Em seu primeiro dia, o 5º Olhar de Cinema – Festival Internacional de Cinema de Curitiba começou exibindo o recém-restaurado documentário italiano, Anna. Recuperado pela Cineteca di Bologna, o longa, dirigido por Alberto Grifi (1938 – 2007) e Massimo Sarchielli (1931 – 2010), em 1975, conta a história de uma adolescente, que morava pelas ruas de Roma, de 16 anos, que acabou sendo acolhida pelos dois.

À tarde, foram exibidos do Olhares Clássicos os longas Amarcord (1973), de Frederico Fellini e Compasso de Espera (1973), o único filme dirigido pelo diretor de teatro paulista, Antunes Filho. Do Olhar Retrospectivo, que nesta edição homenageia o diretor paulista Luiz Sérgio Person, foi mostrado o primeiro filme dele, Panca de Valente (1968). Em Outros Olhares, passou o longa austríaco do diretor Nikolaus Geryhalter, Homo Sapiens (2016). Em Exibições Especiais, foi apresentado o documentário, uma coprodução entre Israel e França, Entre Cercas (2016), do diretor israelense, Avi Mograbi.

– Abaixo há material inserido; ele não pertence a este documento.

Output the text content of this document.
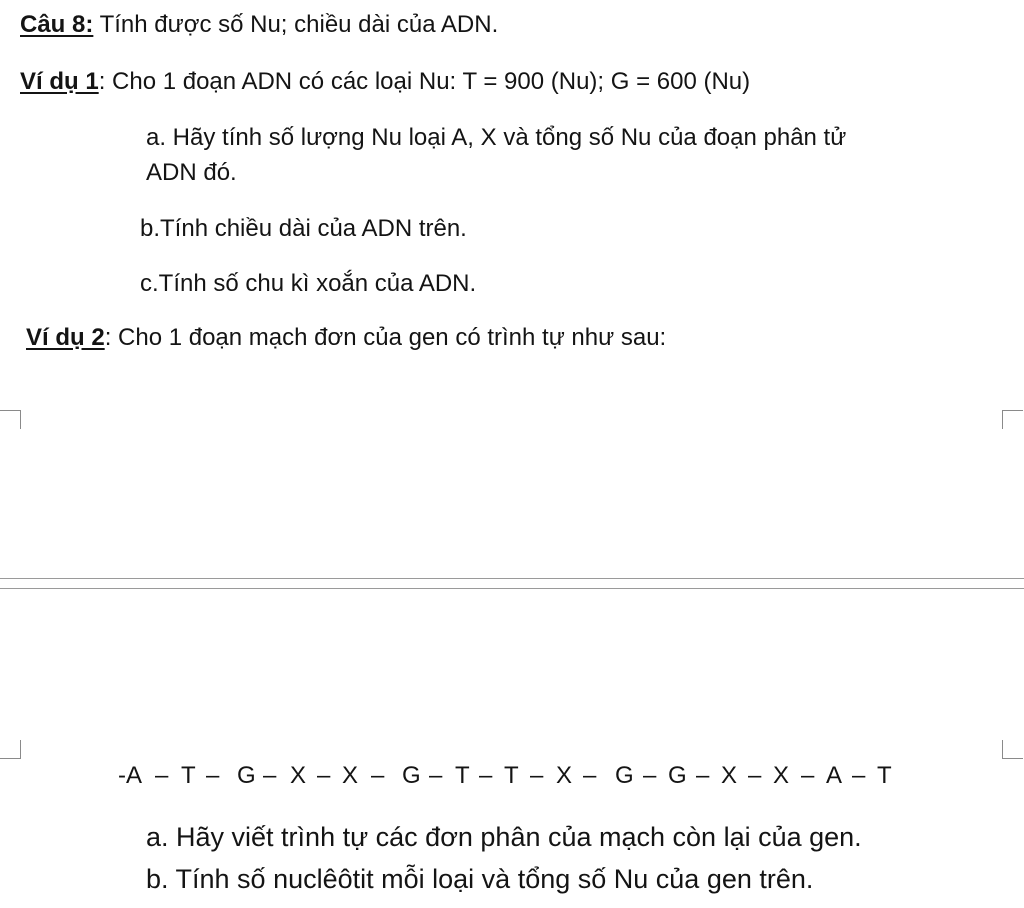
Câu 8: Tính được số Nu; chiều dài của ADN.
Ví dụ 1: Cho 1 đoạn ADN có các loại Nu: T = 900 (Nu); G = 600 (Nu)
a. Hãy tính số lượng Nu loại A, X và tổng số Nu của đoạn phân tử
ADN đó.
b.Tính chiều dài của ADN trên.
c.Tính số chu kì xoắn của ADN.
Ví dụ 2: Cho 1 đoạn mạch đơn của gen có trình tự như sau:
-A – T – G – X – X – G – T – T – X – G – G – X – X – A – T
a. Hãy viết trình tự các đơn phân của mạch còn lại của gen.
b. Tính số nuclêôtit mỗi loại và tổng số Nu của gen trên.
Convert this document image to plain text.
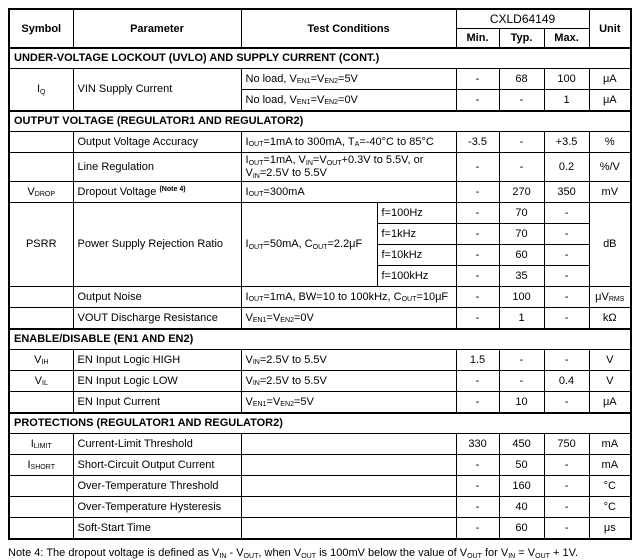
Symbol	Parameter	Test Conditions		CXLD64149			Unit
				Min.	Typ.	Max.	
UNDER-VOLTAGE LOCKOUT (UVLO) AND SUPPLY CURRENT (CONT.)							
$I_Q$	VIN Supply Current	No load, $V_{EN1}=V_{EN2}=5V$		-	68	100	μA
		No load, $V_{EN1}=V_{EN2}=0V$		-	-	1	μA
OUTPUT VOLTAGE (REGULATOR1 AND REGULATOR2)							
	Output Voltage Accuracy	$I_{OUT}=1mA$ to 300mA, $T_A=-40^\circ C$ to 85°C		-3.5	-	+3.5	%
	Line Regulation	$I_{OUT}=1mA$, $V_{IN}=V_{OUT}+0.3V$ to 5.5V, or $V_{IN}=2.5V$ to 5.5V		-	-	0.2	%/V
$V_{DROP}$	Dropout Voltage $^{(Note 4)}$	$I_{OUT}=300mA$		-	270	350	mV
PSRR	Power Supply Rejection Ratio	$I_{OUT}=50mA$, $C_{OUT}=2.2\mu F$	f=100Hz	-	70	-	dB
			f=1kHz	-	70	-	
			f=10kHz	-	60	-	
			f=100kHz	-	35	-	
	Output Noise	$I_{OUT}=1mA$, BW=10 to 100kHz, $C_{OUT}=10\mu F$		-	100	-	$\mu V_{RMS}$
	VOUT Discharge Resistance	$V_{EN1}=V_{EN2}=0V$		-	1	-	kΩ
ENABLE/DISABLE (EN1 AND EN2)							
$V_{IH}$	EN Input Logic HIGH	$V_{IN}=2.5V$ to 5.5V		1.5	-	-	V
$V_{IL}$	EN Input Logic LOW	$V_{IN}=2.5V$ to 5.5V		-	-	0.4	V
	EN Input Current	$V_{EN1}=V_{EN2}=5V$		-	10	-	μA
PROTECTIONS (REGULATOR1 AND REGULATOR2)							
$I_{LIMIT}$	Current-Limit Threshold			330	450	750	mA
$I_{SHORT}$	Short-Circuit Output Current			-	50	-	mA
	Over-Temperature Threshold			-	160	-	°C
	Over-Temperature Hysteresis			-	40	-	°C
	Soft-Start Time			-	60	-	μs

Note 4: The dropout voltage is defined as $V_{IN} - V_{OUT}$, when $V_{OUT}$ is 100mV below the value of $V_{OUT}$ for $V_{IN} = V_{OUT} + 1V$.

À noite, inicio-se a mostra Competitiva, tanto de longas, quantos de curtas metragens. O público curitibano pôde assistir, entre outros, aos curtas Babor Casanova (2015), do suíço Karin Sayad; A Moça que Dançou com o Diabo (2016), do brasileiro João Paulo Miranda Maria, que foi exibida na Competição Oficial do Festival de Cannes deste ano. De longas foram exibidos o italiano Antonia (2015), de Ferdinando Cito Filomarino e o chileno O Vento Sabe Que Volto à Casa (2016), de José Luis Torres Leiva.

O filme indiano Meghe Dhaka Tapa (1960), de Ritwik Ghatak, foi o escolhido para passar em Olhares Clássicos. Já a mostra Outros Olhares passou os longas Rio Corgo (2016), uma coprodução entre Portugal e Suiça, com direção de Sérgio da Costa e Maya Kos; o documentário brasileiro Os Pássaros Estão Distraídos (2016), de João Torres e Diogo Oliveira e Ator Martinez (2015), dos diretores norte-americanos Nathan Silver e Mike Ott.

De curtas, Outros Olhares exibiu o suíço Um lugar que eu nunca estive (2015), de Adrian Flury; os franceses O aquário e a nação (2015), de Jean-Marie Straub e O horizonte de eventos (2015), do colombiano Guillermo Moncayo; a coprodução entre Líbano, Emirados Árabes e França, O escavador (2015), de Ali Cherri e a coprodução entre Brasil e França, Há terra! (2016), da brasiliense Ana Vaz.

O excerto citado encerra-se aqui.